Dans ce combat contre la COVID-19, aucune restriction ne semble trop dure pour sauver les citoyens des affres de cette pandémie. C’est ce mercredi la date de l’entrée en vigueur de l’obligation vaccinale en France pour certains travailleurs. 

Dans ce combat contre la COVID-19, aucune restriction ne semble trop dure pour sauver les citoyens des affres de cette pandémie. C’est ce mercredi la date de l’entrée en vigueur de l’obligation vaccinale en France pour certains travailleurs. 

Après ce jour, il ne sera plus question de choix, mais une contrainte. Il faut se demander qui est réellement concerné par cette mesure. 

 

Qui sont ceux qui ont l’obligation de se vacciner au plus tard le 15 septembre ?

Il s’agit des professionnels de la santé et les agents en service dans les maisons de retraite en aide pour les personnes les plus vulnérables. Les fonctionnaires du secteur public comme du secteur privé travaillant au premier rang dans la lutte contre la pandémie doivent être les mieux protégés pour protéger aussi leurs usagers. 
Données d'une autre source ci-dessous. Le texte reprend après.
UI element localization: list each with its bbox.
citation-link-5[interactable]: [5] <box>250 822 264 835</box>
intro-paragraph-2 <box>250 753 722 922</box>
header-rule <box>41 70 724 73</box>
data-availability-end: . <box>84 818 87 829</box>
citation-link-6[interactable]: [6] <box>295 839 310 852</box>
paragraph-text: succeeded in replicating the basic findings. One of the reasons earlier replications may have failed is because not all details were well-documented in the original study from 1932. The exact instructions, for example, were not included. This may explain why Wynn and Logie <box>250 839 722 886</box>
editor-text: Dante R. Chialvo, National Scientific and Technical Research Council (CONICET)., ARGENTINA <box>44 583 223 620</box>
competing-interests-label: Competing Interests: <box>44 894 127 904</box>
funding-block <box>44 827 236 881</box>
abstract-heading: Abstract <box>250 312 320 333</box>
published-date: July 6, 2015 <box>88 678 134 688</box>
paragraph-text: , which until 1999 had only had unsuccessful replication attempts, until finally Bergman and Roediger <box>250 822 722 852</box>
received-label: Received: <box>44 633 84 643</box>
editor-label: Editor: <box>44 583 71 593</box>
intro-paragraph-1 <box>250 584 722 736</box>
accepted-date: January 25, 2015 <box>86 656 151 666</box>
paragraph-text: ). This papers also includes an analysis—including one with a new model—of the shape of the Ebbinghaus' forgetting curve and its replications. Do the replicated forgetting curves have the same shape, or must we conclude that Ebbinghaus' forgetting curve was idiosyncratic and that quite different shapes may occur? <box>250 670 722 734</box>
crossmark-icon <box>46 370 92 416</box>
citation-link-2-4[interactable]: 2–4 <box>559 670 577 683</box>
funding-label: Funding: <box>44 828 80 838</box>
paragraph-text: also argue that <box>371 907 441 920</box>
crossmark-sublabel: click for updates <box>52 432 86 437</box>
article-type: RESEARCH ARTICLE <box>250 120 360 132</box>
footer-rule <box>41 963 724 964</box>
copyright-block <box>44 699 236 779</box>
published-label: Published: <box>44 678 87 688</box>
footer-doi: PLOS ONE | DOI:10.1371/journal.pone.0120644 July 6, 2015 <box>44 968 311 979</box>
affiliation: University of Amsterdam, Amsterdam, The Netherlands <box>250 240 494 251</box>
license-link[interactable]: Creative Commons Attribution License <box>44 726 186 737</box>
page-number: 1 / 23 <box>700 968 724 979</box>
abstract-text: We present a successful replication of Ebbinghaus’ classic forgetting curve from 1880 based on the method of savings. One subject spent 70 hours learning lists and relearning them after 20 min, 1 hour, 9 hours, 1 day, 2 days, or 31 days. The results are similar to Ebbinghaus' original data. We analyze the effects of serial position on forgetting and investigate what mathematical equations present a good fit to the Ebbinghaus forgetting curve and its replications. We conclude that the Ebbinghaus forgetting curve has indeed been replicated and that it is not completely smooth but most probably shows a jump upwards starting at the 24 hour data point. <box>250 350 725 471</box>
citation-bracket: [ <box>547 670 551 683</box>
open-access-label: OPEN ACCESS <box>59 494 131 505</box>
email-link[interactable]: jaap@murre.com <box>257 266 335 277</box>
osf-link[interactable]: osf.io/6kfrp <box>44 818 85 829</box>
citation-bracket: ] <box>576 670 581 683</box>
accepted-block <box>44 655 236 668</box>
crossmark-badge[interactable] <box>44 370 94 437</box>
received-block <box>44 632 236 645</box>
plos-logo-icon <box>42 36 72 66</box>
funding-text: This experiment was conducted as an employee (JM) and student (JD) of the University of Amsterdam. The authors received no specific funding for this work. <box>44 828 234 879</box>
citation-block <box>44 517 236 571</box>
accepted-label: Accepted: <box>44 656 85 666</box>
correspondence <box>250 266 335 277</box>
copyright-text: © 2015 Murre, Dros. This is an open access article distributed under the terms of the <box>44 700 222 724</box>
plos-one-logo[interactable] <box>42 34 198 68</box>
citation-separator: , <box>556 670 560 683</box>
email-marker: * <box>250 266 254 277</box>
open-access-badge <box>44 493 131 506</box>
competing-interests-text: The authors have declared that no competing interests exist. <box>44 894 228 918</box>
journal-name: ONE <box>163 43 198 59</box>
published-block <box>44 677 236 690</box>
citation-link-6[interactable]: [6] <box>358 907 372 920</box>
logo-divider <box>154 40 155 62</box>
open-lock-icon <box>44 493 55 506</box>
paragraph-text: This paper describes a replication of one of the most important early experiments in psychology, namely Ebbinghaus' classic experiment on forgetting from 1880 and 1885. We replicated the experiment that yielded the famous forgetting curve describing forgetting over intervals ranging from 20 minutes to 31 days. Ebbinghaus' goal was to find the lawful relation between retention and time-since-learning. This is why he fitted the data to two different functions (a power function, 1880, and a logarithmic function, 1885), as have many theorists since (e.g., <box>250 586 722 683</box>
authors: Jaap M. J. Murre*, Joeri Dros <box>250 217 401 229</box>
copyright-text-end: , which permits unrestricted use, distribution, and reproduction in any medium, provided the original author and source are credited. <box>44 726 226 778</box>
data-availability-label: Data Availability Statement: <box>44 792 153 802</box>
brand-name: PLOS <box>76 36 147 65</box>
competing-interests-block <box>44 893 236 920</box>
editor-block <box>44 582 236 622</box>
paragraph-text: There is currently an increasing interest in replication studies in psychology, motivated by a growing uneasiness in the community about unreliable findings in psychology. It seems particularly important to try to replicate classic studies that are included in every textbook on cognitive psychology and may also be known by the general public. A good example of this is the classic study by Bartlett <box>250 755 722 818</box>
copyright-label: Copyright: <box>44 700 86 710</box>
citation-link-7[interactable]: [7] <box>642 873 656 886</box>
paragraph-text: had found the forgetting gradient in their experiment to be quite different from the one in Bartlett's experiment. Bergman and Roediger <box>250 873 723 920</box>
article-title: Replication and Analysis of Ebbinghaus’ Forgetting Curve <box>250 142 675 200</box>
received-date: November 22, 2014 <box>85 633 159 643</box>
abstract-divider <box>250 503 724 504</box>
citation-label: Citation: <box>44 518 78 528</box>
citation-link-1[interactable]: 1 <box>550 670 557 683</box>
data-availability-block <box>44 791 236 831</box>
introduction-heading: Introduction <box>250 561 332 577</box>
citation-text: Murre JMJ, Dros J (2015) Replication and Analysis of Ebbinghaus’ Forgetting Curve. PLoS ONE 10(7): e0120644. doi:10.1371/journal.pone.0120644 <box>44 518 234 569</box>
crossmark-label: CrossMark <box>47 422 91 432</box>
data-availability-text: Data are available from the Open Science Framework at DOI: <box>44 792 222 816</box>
Les agents de sécurité sont aussi concernés au même titre que toutes les personnes ayant un lien direct avec tout le système de secours et d’assistance aux malades. Les travailleurs bénévoles sont aussi impliqués. Et pourtant à ce jour, il y a encore environ 12% de ces personnes concernées qui n’ont reçu aucune dose. Certains sont toujours réfractaires considérant leurs libertés entravées.

 

Comment se fera le contrôle ?

Selon le ministre de la Santé, le suivi impliquera les structures locales d’assurance maladie, à partir du 11 aout. Ceux-ci déposeront aux ARS, et ceci par quinzaine la liste des agents qui n’ont engagé aucun processus de vaccination exerçant dans leur zone de couverture.

Que se passera-t-il avec les résistants ?

Les employeurs sont exceptionnellement autorisés à mettre fin temporairement au contrat des personnes qui refuseront de se soumettre à cette obligation, sans aucune indemnisation. 

Jusqu’à ce que l’agent suspendu décide de se faire vacciner, il ne travaillera plus. Dans un pareil cas, l’employeur doit signaler par écrit au travailleur suspendu sa décision et en présence d’un témoin s’il le faut. Il devra faire signer la décision de suspension par l’agent suspendu. Le délai de suspension court tout le temps que celui-ci ne sera pas vacciné. Il prendra fin dès que l’agent se vaccinera et présentera la preuve à son employeur.

Les effets de droit de la suspension

Pour les agents qui sont sous contrat à durée déterminée au public, une éventuelle suspension dans ces conditions n’aura aucune incidence sur leur contrat. 

S’il arrivait que la date de fin du contrat arrive pendant que l’agent est en suspension, le contrat prendra normalement fin comme prévu sans aucun effet de droit extraordinaire. Aucun employeur n’a le droit de mettre fin au contrat d’un agent qui s’oppose à la vaccination avant son terme. Il n’y aura donc pas de licenciement au motif de refus de vaccination. 

Néanmoins, il y a tout de même une exception à la mesure. Elle concerne les personnes qui médicalement ne sont pas en capacité de se faire vacciner. Ces derniers ne sont pas concernés par l’obligation vaccinale. Ils donneront la preuve de leur situation.